Avec Bénabar mars 2009

REPORTAGE TELE : Bénabar rencontre Pamphile à Angers.

Samedi, je suis allé à l’hôpital d'Angers car l’association «Un rêve à vivre» avait organisé une journée de rêve. 

Cliquer ici pour voir le reportage réalisé par l'association un rêve à vivre.

D’abord jouer avec Guy pour les enfants hospitalisés en oncologie ou en neurochirurgie au CHU d’Angers.

Véro (mon éducatrice pendant la période d'hospitalisation) et son équipe avait tout préparé : un goûter et une salle dans laquelle sont arrivés les enfants. C’était compliqué avec les fauteuils, les «perfs», le lit...

Et puis Benabar est arrivé avec sa manager Marion Richeux et son accordéoniste Denis Grare. On était deux dans la salle à avoir un bras cassé et comme par hasard, c’était les deux accordéonistes! Il doit y avoir une malédiction! Lui, il a pu jouer du saxo pendant les concerts, moi j’ai pu tenir le coup en m'anesthésiant l’index avec une bombe à froid. 

MAJORETTE par BENABAR ACCOMPAGNE PAR PAMPHILE

J’ai eu peur que le contact avec Benabar soit difficile, parce que, pour une fois, j’avais le trac. Je me sentais intimidé. Je ne savais pas si je devais le tutoyer ou le vouvoyer. Et puis le tutoiement est venu tout seul parce que c’est un personnage très sympathique, très cool et très rigolo. Par exemple, il m’a dit «Si tu joues déjà comme ça à ton âge, qu’est ce que ce sera quand tu auras soixante-dix ans comme lui?», en montrant Denis (son accordéoniste).

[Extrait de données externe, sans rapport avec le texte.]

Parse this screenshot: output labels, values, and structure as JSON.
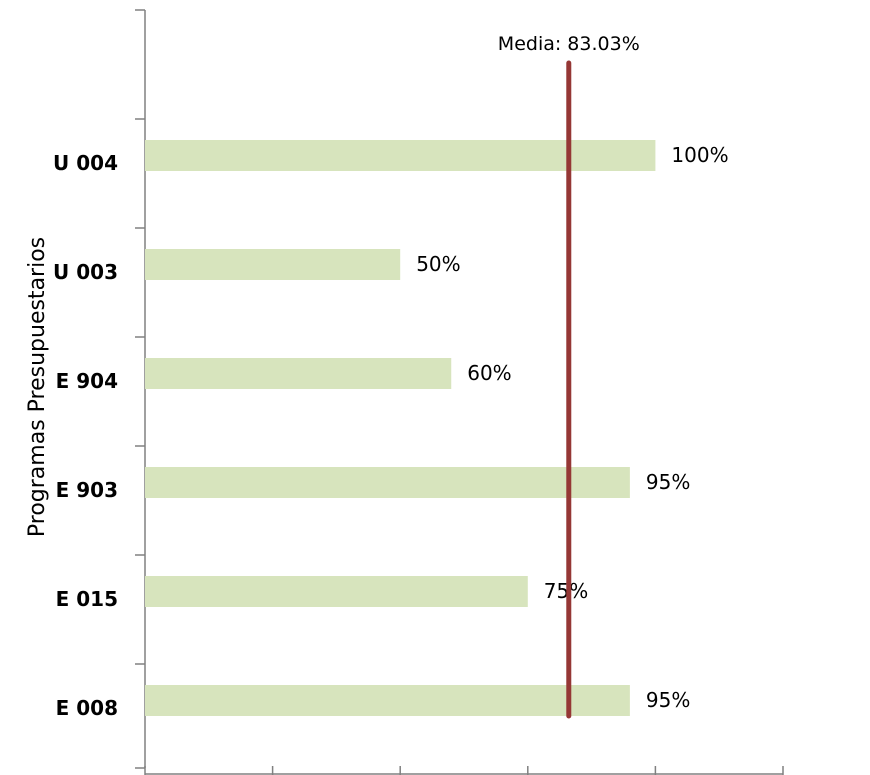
{
  "chart_data": {
    "type": "bar",
    "orientation": "horizontal",
    "ylabel": "Programas Presupuestarios",
    "xlim": [
      0,
      125
    ],
    "categories": [
      "E 008",
      "E 015",
      "E 903",
      "E 904",
      "U 003",
      "U 004"
    ],
    "values": [
      95,
      75,
      95,
      60,
      50,
      100
    ],
    "data_labels": [
      "95%",
      "75%",
      "95%",
      "60%",
      "50%",
      "100%"
    ],
    "bar_color": "#d7e4bd",
    "reference_line": {
      "label": "Media: 83.03%",
      "value": 83.03,
      "color": "#953735"
    },
    "grid": false,
    "legend": "none"
  }
}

J’ai essayé de l’accompagner sur trois chansons. J’en ai raté une. Je ne l’avais jamais jouée et ce n’était pas une tonalité facile. Et quand j’ai commencé à me tromper, il a dit «ce n’est pas grave, il faut danser comme ça ils ne feront pas attention aux fausses notes». On a bien rigolé. Par contre j’étais très ému quand on a  réussi à faire «Majorette» tous les deux, sachant que c’est normal pour Benabar de la réussir.


Après, Benabar a eu droit à des dizaines de photos et des dizaines d’autographes à signer, le pauvre! Mais les enfants, et même les grands, étaient tellement contents. Puis il nous a invité à son spectacle, que j’avais vu à Nantes deux jours auparavant. Mais je ne m’en lasse pas.

Ensuite, on a eu le droit de le retrouver. Mais comme on a pas mal attendu, on  n’est pas resté pour prendre un pot.

Avant de partir j’a vu Marion (sa manager) qui m’a dit que je dois absolument recontacter Benabar, et plein d’autres choses très très gentilles mais je préfère garder ça pour moi.

Bref, c’était une rencontre fantastique que je ne risque pas d’oublier.


Merci à Christophe Durand et à ceux de l’association «Un rêve à vivre». Merci à Maïté de m’avoir mis en contact avec eux. Merci à Véro et son équipe d’avoir passé tant de temps à l’organisation. Merci à Xavier Rialland d’être venu (c’est un des docteurs qui m’a sauvé la vie).Et surtout, surtout, merci à Marion, Denis et Benabar!